Correct. ClickHouseConnectionImpl holds CloseableHttpClient which uses PoolingHttpClientConnectionManager to manage connections.
But that means keeping the same ClickHouseConnection for the application, not ClickHouseDataSource, and sharing ClickHouseConnection does not look nice, because is has a state (e.g. could setCatalog on it).
Yes. ClickHouseDataSource is only used to create ClickHouseConnection. It doesn't make sense to share same ClickHouseConnection, although it works because of the HttpClient pool behind the scene.
So it looks like you do need a hikari pool to work with clickhouse-jdbc?
Yes, if you want to 1) validate connection before execution; and 2) limit connections between client and server. In general you should start with small pool size and increase based your needs and observation.
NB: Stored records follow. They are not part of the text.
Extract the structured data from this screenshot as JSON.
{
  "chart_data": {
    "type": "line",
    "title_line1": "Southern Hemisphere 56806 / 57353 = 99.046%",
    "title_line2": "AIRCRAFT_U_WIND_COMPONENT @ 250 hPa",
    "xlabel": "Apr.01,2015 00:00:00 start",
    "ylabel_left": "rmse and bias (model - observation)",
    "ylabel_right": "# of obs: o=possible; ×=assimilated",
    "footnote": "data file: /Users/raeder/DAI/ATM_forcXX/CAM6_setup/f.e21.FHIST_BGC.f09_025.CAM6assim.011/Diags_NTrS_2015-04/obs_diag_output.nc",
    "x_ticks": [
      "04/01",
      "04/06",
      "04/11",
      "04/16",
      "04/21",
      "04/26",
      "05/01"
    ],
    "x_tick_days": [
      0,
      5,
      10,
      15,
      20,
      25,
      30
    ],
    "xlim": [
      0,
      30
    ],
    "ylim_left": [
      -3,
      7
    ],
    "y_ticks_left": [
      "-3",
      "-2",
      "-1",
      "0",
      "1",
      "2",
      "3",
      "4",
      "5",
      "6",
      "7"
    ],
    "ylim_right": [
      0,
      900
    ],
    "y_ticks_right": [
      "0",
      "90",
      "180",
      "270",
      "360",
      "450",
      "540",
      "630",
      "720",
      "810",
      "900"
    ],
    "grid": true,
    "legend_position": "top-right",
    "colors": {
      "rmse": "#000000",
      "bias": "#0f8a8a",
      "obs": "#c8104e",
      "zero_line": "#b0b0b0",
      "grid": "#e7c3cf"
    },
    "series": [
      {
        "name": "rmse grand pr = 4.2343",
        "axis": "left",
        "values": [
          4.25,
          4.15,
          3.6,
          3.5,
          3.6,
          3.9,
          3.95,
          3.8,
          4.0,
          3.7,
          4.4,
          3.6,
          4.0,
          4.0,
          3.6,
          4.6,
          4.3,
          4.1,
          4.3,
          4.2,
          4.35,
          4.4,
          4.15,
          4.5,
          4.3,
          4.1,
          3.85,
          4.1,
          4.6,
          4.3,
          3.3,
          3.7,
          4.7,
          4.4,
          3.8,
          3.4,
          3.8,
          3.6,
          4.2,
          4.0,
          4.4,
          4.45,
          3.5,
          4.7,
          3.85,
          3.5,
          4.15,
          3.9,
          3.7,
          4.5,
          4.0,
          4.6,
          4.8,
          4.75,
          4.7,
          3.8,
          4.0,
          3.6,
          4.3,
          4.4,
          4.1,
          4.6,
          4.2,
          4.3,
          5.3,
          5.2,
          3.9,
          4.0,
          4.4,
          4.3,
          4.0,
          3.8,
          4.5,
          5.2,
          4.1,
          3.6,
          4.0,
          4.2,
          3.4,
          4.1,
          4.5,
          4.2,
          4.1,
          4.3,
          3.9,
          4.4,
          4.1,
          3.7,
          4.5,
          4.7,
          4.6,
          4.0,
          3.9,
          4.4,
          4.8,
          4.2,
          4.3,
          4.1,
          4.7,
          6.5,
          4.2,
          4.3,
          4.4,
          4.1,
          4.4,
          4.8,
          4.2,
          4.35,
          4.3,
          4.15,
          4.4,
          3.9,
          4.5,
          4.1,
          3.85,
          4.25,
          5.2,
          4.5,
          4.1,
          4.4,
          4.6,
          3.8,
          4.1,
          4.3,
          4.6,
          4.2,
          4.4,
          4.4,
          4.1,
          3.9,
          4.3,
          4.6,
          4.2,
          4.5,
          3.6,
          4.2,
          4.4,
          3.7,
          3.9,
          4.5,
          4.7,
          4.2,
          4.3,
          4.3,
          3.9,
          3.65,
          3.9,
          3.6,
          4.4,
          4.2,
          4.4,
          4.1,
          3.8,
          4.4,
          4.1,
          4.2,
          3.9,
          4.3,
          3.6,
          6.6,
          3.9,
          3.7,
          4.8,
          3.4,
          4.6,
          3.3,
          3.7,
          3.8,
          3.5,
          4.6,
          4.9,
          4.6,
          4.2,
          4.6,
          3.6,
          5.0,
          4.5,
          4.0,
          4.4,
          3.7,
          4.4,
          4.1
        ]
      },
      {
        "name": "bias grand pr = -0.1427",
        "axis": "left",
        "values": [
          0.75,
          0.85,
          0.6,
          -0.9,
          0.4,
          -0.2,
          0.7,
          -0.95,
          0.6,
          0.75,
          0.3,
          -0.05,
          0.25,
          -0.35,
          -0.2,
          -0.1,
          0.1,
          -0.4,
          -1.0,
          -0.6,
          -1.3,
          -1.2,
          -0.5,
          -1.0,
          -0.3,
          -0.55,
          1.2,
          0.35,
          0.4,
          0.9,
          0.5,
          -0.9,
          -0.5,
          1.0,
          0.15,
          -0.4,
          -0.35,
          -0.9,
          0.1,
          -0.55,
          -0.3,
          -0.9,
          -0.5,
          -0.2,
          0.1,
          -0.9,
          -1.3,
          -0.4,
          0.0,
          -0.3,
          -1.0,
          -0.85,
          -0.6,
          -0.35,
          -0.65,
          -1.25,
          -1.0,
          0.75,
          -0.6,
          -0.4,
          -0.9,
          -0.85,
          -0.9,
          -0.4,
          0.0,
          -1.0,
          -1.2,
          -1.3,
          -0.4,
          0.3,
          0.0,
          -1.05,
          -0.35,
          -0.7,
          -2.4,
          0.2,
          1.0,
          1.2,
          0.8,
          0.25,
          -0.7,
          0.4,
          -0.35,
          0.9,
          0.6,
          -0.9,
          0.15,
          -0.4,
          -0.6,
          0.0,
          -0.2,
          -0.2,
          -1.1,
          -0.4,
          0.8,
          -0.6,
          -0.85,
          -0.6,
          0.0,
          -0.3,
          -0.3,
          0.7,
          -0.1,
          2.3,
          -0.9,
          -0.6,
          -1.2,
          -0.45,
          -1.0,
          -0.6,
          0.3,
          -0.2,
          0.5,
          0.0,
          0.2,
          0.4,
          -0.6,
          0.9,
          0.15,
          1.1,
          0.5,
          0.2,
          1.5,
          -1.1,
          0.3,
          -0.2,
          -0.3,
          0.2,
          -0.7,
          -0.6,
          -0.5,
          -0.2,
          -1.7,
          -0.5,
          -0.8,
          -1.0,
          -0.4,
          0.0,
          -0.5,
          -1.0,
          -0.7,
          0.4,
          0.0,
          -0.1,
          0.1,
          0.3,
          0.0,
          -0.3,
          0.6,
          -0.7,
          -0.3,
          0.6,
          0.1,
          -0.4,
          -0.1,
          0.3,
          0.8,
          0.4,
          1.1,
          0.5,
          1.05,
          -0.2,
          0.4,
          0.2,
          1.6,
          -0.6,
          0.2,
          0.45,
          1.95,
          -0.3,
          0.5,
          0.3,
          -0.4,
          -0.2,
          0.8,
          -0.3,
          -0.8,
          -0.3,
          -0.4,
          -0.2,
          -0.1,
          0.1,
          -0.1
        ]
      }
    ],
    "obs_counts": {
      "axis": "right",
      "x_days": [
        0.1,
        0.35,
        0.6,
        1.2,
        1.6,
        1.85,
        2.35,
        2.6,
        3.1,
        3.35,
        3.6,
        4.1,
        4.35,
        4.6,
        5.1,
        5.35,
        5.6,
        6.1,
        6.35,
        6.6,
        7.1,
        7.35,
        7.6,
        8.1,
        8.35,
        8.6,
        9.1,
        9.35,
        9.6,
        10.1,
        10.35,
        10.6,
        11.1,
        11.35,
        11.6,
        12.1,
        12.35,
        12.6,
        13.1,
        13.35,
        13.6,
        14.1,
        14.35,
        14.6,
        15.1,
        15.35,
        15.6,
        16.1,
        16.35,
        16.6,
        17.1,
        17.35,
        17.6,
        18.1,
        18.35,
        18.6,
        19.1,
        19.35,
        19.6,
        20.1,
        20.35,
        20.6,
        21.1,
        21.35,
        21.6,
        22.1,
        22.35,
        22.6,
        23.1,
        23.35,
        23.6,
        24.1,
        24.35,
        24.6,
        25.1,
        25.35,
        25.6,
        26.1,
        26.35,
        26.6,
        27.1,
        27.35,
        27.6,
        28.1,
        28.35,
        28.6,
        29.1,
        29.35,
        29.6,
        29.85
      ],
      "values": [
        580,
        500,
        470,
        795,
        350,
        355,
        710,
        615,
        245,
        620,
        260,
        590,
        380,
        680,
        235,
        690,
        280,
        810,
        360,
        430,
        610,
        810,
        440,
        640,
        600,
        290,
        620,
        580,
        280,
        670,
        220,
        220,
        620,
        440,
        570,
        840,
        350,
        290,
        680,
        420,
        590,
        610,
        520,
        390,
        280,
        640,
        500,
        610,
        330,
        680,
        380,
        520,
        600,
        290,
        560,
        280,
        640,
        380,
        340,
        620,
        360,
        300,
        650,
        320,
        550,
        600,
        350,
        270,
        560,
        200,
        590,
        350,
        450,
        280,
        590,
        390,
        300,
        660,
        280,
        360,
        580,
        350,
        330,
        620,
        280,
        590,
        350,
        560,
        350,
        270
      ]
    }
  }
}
Please keep in mind that implementation may change over time. Since 0.3.2, Apache HttpClient was replaced by HttpURLConnection, which has its own way to manage underlying socket. Moreover, please be aware that ClickHouse supports multiple protocols. Besides HTTP, clickhouse-jdbc now supports gRPC, and Native/TCP will be added in next release.